Metropolitan News-Enterprise


Wednesday, September 19, 2001


Page 1


New Jury May Rule on Malice After Deadlock—C.A.


By a MetNews Staff Writer


Retrial limited to the question of a tort defendant’s maliciousness for punitive damages purposes, after a jury found for plaintiffs on compensatory damages but deadlocked on malice, is permissible, this district’s Court of Appeal ruled yesterday.

The statutory requirement that the same trier of fact rule on compensatory damages and evidence of a defendant’s financial condition did not prevent a trial judge from exercising his or her discretion to order a new trial on a limited matter after deadlock.

In some cases, Justice Fred Woods wrote for Div. Seven, there is a risk that the new jury hearing the limited matter could award punitive damages based on conduct the first jury did not find to be malicious. But there would be no such danger where the second jury is ruling on both malice and punitive damages.

“Here, any such risk would be eliminated by the scope of the partial retrial,” Woods said. “The new jury would determine whether [the defendant] acted with malice and, if so, whether an award of punitive damages is warranted.  Any award of punitive damages, therefore, would be made in light of specific conduct which the new jury found to be malicious.”

Woods’ panel rejected a petition for writ of prohibition by defendants Hair at Fred Segal, Michael A. Baruch and Paul DeArmas after Los Angeles Superior Court Judge Warren Ettinger granted a motion for limited retrial but invited the appeals court to take up the matter.

The issue, the judge said, was one “that would be incredibly helpful to most trial judges” in a situation that “happens often enough so that it would be helpful to know what the appellate courts want us to do.”

Central to the question is Code of Civil Procedure Sec. 3295(d), which contains the “same trier of fact” requirement.

The state Supreme Court ruled in Torres v.
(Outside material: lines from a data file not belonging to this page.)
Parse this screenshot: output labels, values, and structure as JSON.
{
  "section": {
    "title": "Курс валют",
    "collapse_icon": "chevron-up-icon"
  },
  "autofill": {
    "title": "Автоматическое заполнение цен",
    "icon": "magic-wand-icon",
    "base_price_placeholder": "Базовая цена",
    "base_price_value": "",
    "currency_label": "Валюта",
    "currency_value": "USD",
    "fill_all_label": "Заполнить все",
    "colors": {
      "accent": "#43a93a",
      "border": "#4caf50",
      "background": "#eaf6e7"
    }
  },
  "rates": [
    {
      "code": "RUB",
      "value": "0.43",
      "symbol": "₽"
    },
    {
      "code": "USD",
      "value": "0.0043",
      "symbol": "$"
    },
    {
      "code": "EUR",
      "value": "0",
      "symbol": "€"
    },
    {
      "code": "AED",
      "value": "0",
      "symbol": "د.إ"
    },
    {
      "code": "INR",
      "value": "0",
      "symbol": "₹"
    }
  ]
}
Automobile Club of So. Calif. in 1997 that the statute does not entitle a defendant to a new trial on all issues after a punitive damages award is reversed on appeal.

In the case of the Hair at Fred Segal defendants, the trial jury found against them and awarded the plaintiffs $124,000 in compensatory damages, found if favor of defendant DeArmas on the punitive damages claim, and deadlocked as to defendant Baruch on the question of malice.

The jury was discharged, and the plaintiffs moved to schedule a retrial on the question of malice and punitive damages.

“Although the Torres case on which plaintiffs rely involved a different scenario than the instant case, i.e., the reversal on appeal of an excessive punitive damages award, much of the court’s reasoning for approving a retrial limited to punitive damages supports the partial retrial ordered by the trial court in this case,” Woods said. “Thus, after reviewing the legislative history, the court concluded that the ‘same trier of fact’ requirement in subdivision (d) of Civil Code section 3295 was intended to prevent defendants from having separate juries decide compensatory and punitive damages when a case is bifurcated and, as such, the requirement promotes judicial economy….

“It appears to this court that the Legislature was concerned about a defendant getting a second bite at the apple by impaneling a second jury to try the question of punitive damages, after one jury had found against the defendant in the first phase of the case,” the judge said.  “This is not an issue when a partial retrial is required, whether the retrial is ordered by the appellate court (as in Torres), or by the trial court (as in this case).”

The case is Barmas v. Superior Court, Galasso RPI, B150977.